Así fue. Así ocurrió. Así me lo contaron: Cuando el legado colonial de una ciudad se transforma en una pesadilla contemporánea. El viento de levante azotaba las callejuelas de Cádiz como un murmullo ancestral, impregnado de sal y misterios. Daniel Mercer, un periodista británico en desgracia, recibió el mensaje en su móvil a las 3:47 de la madrugada.

Una imagen borrosa de un documento envejecido, con un sello que reconoció de inmediato: el emblema de la Sociedad Rhodes. Debajo, una dirección en el barrio de Santa María y cuatro palabras: «Ellos mataron a tu padre».

Daniel no había regresado a Cádiz desde el fallecimiento de su padre, un historiador obsesionado con el tráfico de reliquias masónicas entre España y el Reino Unido en el siglo XIX. Ahora, el mismo hedor a marisma putrefacta que lo atormentó en su niñez lo arrastraba de vuelta.

La dirección lo condujo a una casa encalada, su fachada agrietada como el rostro de un viejo lobo de mar. La puerta crujió al abrirse, revelando un interior sumido en una penumbra verdosa. Libros apilados hasta el techo, mapas coloniales marcados con rutas de navíos desaparecidos, y en el centro, un aljibe seco, cuya boca oscura parecía un portal a otro mundo. —Has tardado más de lo esperado— susurró una voz desde las sombras.

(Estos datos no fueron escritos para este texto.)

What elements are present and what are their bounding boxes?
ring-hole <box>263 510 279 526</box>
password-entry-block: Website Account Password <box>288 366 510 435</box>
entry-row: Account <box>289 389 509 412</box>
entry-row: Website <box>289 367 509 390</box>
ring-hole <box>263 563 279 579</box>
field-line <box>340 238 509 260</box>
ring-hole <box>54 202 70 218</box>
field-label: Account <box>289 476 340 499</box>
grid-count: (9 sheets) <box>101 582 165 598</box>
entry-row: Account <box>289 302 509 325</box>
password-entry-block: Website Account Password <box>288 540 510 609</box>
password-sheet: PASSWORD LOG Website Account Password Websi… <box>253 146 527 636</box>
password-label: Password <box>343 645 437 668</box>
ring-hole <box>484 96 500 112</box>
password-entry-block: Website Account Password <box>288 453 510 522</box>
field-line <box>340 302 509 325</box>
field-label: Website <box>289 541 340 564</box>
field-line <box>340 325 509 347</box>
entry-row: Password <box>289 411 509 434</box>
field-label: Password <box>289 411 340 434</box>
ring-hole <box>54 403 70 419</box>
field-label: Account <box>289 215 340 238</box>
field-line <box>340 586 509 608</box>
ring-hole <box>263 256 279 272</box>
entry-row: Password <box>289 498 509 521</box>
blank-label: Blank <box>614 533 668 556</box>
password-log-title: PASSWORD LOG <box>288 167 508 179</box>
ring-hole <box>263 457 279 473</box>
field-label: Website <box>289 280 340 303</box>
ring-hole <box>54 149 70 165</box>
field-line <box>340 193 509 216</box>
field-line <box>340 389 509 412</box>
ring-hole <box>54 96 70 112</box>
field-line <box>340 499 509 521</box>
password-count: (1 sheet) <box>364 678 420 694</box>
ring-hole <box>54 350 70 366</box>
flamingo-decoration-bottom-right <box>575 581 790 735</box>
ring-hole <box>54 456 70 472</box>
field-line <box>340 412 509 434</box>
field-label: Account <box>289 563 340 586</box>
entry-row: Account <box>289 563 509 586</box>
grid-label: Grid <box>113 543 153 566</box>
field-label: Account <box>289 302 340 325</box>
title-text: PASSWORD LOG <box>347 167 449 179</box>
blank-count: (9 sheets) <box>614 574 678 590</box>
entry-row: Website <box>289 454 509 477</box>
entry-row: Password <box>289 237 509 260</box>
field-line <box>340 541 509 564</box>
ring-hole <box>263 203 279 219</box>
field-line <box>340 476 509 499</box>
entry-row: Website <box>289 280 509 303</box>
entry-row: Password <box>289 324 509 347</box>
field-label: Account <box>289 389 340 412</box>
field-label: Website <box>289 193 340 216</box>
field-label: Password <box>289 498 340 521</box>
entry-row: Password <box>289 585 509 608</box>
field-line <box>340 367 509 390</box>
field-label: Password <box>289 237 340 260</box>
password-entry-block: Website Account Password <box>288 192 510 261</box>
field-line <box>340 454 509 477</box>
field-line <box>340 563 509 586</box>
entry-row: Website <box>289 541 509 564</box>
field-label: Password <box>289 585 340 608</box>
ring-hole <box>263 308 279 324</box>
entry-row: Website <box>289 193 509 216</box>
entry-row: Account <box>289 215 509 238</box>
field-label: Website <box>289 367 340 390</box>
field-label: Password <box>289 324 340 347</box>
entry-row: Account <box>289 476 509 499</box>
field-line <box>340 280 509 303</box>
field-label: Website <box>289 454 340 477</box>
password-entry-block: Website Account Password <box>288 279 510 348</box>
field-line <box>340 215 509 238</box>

Era Elena Vargas, una archivera de Cádiz cuyos ojos denotaban una profundidad inusual, como si hubieran atestiguado más de lo que cualquiera podría imaginar. Con gesto solemne, le entregó un diario encuadernado en cuero: las memorias de Sir James Calloway, un agente británico que, en el año 1820, había excavado bajo el Oratorio de San Felipe Neri en busca de algo que, según sus palabras, «no pertenecía a los españoles». —Tu padre descubrió su secreto— murmuró Elena, bajando la voz hasta casi un susurro. —Y por eso lo asesinaron.

De pronto, un golpe contundente resonó en la puerta. Forzados a huir, Daniel y Elena encontraron refugio en el Teatro Falla, lugar donde se reunía, cada noche de luna llena, una logia local conocida como «Los Hijos de Trafalgar». Entre sus miembros destacaba Ramón, apodado «El Farero», un anciano cuyas palabras siempre parecían encerrar un doble sentido: —Los ingleses no vinieron por el oro, sino por lo que yace bajo él.

Según sus enigmáticas revelaciones, bajo los restos de la Torre Tavira se ocultaba un artefacto traído por los británicos tras la Batalla de Trafalgar en 1805: una «piedra negra» que, según las leyendas masónicas, potenciaba el poder de su poseedor. Calloway la ocultó, pero en 1947, el Instituto Tavistock envió a un equipo para recuperarla.

Algo, sin embargo, salió terriblemente mal. —Abrieron una puerta— afirmó El Farero, señalando hacia el suelo con un dedo tembloroso. —Y desde entonces, el viento susurra nombres en inglés entre las sombras.

Aquella noche, en los oscuros túneles del Castillo de San Sebastián, Daniel y Elena se toparon con los cadáveres de tres arqueólogos. Sus rostros habían sido borrados, como si alguien hubiera querido eliminar todo rastro de su existencia. Junto a ellos, grabado en la piedra, un símbolo inquietante: un ojo encerrado dentro de un compás anglosajón. —Es el sello del Covenant— susurró Elena, con la voz temblorosa. —Han estado aquí.

Un sonido viscoso retumbó en la penumbra. Algo se deslizaba entre las sombras, avanzando como una marea oscura. Daniel accionó su linterna y, por un instante, vislumbró figuras sin rostro, ataviadas con levitas del siglo XIX, sus bocas abiertas en un grito mudo. —No son fantasmas— gritó Elena, echando a correr. —¡Son lo que queda de quienes usaron la piedra!

En la cripta del Oratorio de San Felipe Neri, descubrieron la piedra: un bloque de obsidiana con vetas doradas que palpitaba como un corazón. Al rozarla, Daniel escuchó voces que susurraban: Únete a nosotros. Sella el pacto. Era la voz de su padre. —No lo hagas— lo zarandeó Elena. —Es lo que ellos buscan: un Mercer para su causa.

Pero ya era tarde. Las paredes comenzaron a exudar una tinta negra, y las sombras se alzaron como soldados. Al amanecer, encontraron a Daniel solo en la playa de La Caleta, cubierto de sal y murmurando en un inglés arcaico. Elena había desaparecido.

En Londres, un hombre con un anillo de la Sociedad Rhodes sonreía ante un mapa de Cádiz. —La puerta sigue abierta— afirmó. Y en el faro de Cádiz, el viento repetía una vez más los nombres de los que se habían ido… y los que pronto regresarían.